Huang J, Yang T T, Jiang Z M, Zhang H Z
Department of Pathology, Shanghai Sixth People's Hospital, Affiliated to Shanghai Jiaotong University, Shanghai 200233, China.
Zhonghua Bing Li Xue Za Zhi. 2021 Mar 8;50(3):201-206. doi: 10.3760/cma.j.cn112151-20201202-00891.
To investigate the clinicopathological features, diagnosis and differential diagnosis of notochordal tumors. The clinical, radiologic and pathologic data of 48 notochordal tumors were collected from 2008 to 2019 at Shanghai Jiaotong University Sixth People's Hospital. Expression of cytokertin, S-100 protein, vimentin, brachyury and INI1 was detected by immunohistochemistry. The pathologic differential diagnoses and biologic behavior of various types of notochordal tumors were analyzed using the new standard in the 5th edition of WHO tumor classification. Four cases of benign notochordal cell tumor were confined to vertebral body. Histopathologically, they lacked lobular architecture and extracellular myxoid matrix. The tumor cells were vacuolated and had centrally or peripherally located round to oval nuclei, with small nucleoli, without atypia, mimicking mature adipocytes. No mitotic figures were seen. Two cases of poorly differentiated chordoma, from patients aged 12 years and 21 years respectively, were located in cervical vertebra, and were composed of cohesive sheets or nests of epithelioid cells, with focal rhabdoid morphology. There was relatively abundant eosinophilic cytoplasm and scattered cytoplasmic vacuoles. The moderately pleomorphic nuclei were round to ovoid with vesicular chromatin and mitotic figures could be seen. Extracellular myxoid stroma was observed focally. Forty cases of conventional chordoma and two cases of extra-axis chordoma had similar histologic features. All 48 cases expressed cytokeretin, 45 cases expressed brachyury, and two poorly differentiated tumors showed loss of INI1/SMARCB1. There are four subtypes of chordomas: conventional, dedifferentiated, poorly differentiated and extra-axis. Chondroid chordoma is no longer thought to be a distinct entity. Each type has its unique clinicopathological characteristics. Brachyury is highly specific and sensitive for the diagnosis of various notochordal tumors. Poorly differentiated chordoma shows distinct clinicopathological features, including young age and loss of immunohistochemical expression of INI1/SMARCB1, and its diagnosis requires the combined detection of brachyury and INI1/SMARCB1.

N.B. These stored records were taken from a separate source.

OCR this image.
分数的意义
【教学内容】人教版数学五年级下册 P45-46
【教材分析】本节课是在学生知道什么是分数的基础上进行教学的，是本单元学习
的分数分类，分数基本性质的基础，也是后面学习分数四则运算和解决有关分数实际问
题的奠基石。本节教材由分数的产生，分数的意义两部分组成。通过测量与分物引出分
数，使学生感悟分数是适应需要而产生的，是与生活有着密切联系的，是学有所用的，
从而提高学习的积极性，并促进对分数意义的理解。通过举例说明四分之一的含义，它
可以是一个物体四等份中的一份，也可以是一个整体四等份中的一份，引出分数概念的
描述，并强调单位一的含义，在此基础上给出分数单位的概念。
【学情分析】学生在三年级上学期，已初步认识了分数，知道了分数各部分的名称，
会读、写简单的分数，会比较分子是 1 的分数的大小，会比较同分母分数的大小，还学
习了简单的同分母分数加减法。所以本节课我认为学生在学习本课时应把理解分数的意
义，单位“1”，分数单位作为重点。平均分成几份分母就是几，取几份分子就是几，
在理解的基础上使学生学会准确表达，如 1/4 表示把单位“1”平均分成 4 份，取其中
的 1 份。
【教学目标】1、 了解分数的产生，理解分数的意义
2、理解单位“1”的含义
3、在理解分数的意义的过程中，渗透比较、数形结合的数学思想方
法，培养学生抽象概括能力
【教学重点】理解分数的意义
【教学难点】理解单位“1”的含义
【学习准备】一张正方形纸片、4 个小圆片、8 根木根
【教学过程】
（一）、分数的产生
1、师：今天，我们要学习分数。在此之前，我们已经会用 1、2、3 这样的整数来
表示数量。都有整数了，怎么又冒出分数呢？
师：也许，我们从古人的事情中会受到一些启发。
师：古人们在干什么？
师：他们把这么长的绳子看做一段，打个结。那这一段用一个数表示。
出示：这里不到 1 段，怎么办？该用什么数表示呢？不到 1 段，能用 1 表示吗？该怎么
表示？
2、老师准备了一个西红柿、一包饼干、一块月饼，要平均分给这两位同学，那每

探讨脊索瘤的临床病理特征、诊断及鉴别诊断。收集2008年至2019年上海交通大学附属第六人民医院48例脊索瘤的临床、影像学及病理资料。采用免疫组织化学法检测细胞角蛋白、S-100蛋白、波形蛋白、brachyury及INI1的表达。参照世界卫生组织肿瘤分类第5版新标准分析各型脊索瘤的病理鉴别诊断及生物学行为。4例良性脊索细胞瘤局限于椎体。组织病理学上,它们缺乏小叶结构和细胞外黏液样基质。肿瘤细胞呈空泡状,细胞核圆形至椭圆形,位于中央或周边,核仁小,无异型性,类似成熟脂肪细胞。未见核分裂象。2例低分化脊索瘤,患者分别为12岁和21岁,位于颈椎,由上皮样细胞的紧密片层或巢状结构组成,有局灶性横纹肌样形态。嗜酸性细胞质相对丰富,有散在的细胞质空泡。核中度多形性,圆形至卵圆形,染色质呈泡状,可见核分裂象。局灶性观察到细胞外黏液样基质。40例经典型脊索瘤和2例轴外脊索瘤具有相似的组织学特征。48例均表达细胞角蛋白,45例表达brachyury,2例低分化肿瘤显示INI1/SMARCB1缺失。脊索瘤有四种亚型:经典型、去分化型、低分化型和轴外型。软骨样脊索瘤不再被认为是一个独立的实体。各型具有独特的临床病理特征。Brachyury对各种脊索瘤的诊断具有高度特异性和敏感性。低分化脊索瘤具有独特的临床病理特征,包括发病年龄轻和INI1/SMARCB1免疫组化表达缺失,其诊断需要联合检测brachyury和INI1/SMARCB1。